Lucy Fleming said she has not seen the new Bond movie ‘Skyfall’, but she has read the script, as it is one of the duties of being a guardian of the Fleming literary legacy. She told the newspaper: ‘We look at the things about Bond that might be inaccurate, but the film-makers generally know as much as we do. If there’s a glaring thing, such as that Bond loves tea, we point it out – Bond hates tea’.

At point in the interview, Lucy did reveal that the producers wanted to clarify something in Bond’s past. She also confirmed that the Sam Mendes movie will continue the revisionist arc that began with ‘Casino Royale’ in 2006, taking Bond back to his literary roots.
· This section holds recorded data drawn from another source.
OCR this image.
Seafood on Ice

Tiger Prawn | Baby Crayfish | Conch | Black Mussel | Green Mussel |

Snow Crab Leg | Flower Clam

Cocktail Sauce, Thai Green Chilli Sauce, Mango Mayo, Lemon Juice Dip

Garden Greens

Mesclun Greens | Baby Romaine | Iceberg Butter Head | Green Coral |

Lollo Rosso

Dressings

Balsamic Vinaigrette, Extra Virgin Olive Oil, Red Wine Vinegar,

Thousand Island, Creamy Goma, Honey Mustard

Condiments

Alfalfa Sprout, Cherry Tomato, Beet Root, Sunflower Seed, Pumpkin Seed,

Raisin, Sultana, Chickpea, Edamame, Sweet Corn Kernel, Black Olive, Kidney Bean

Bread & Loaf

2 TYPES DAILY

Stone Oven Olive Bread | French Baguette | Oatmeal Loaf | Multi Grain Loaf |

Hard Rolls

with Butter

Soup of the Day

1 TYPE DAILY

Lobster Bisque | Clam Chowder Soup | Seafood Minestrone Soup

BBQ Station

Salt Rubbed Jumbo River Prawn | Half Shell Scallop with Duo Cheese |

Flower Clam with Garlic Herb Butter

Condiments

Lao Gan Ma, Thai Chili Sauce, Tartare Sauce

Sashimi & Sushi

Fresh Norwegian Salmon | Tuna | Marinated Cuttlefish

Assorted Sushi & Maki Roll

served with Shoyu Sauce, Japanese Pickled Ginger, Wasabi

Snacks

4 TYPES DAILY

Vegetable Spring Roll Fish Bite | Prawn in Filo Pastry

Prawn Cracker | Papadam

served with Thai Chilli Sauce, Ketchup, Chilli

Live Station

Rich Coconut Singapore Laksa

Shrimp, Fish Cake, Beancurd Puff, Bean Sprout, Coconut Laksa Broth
She said she loved ‘Casino Royale’ partly because Daniel Craig’s Bond was ‘very tough and fit and all that, but he does feel pain and he does worry and he does have sensitivities’, and partly because it was as close to a loyal period piece as a modern film could be: ‘I think Skyfall will do that too’.

Lucy, who made her name as an actress in the 1970s with a key role in the BBC sci-fi drama ‘Survivors’, also talked about her family background. She is the youngest of three children born to Ian Fleming’s older brother Peter and his wife Celia Johnson (who was the female star of the famous film ‘Brief Encounter’). Lucy told the Standard that she remembers uncle Ian fondly, as he was ‘great with children. He didn’t speak down to us as people did in the 1950s and 1960s. And he always arrived in these big cars’.

She also recalled attending the premiere of ‘From Russia With Love’ in 1963, and the day when she was given the sad news by her father that her uncle Ian had died (in August, 1964).

Blanche Blackwell

Interest in the creator of James Bond, especially in this 50th anniversary year of the Bond film franchise, remains as strong as ever. On October 7, the UK’s Sunday Times newspaper ran an interview with the astonishing Blanche Blackwell, who is looking forward to celebrating her 100th birthday next month.

A special birthday party is being planned by her son Chris (the founder of Island Records and owner of Fleming’s home ‘Goldeneye’ in Jamaica), and it is expected that up to 100 guests will be present.

In the interview in the Sunday Times, Blanche recalled her relationships with her two great loves, the Hollywood actor Errol Flynn and Bond author Fleming. On Ian Fleming, she spoke of a seemingly telepathic kinship with the Bond author and about having known what he was doing, even when her lover was off on another continent.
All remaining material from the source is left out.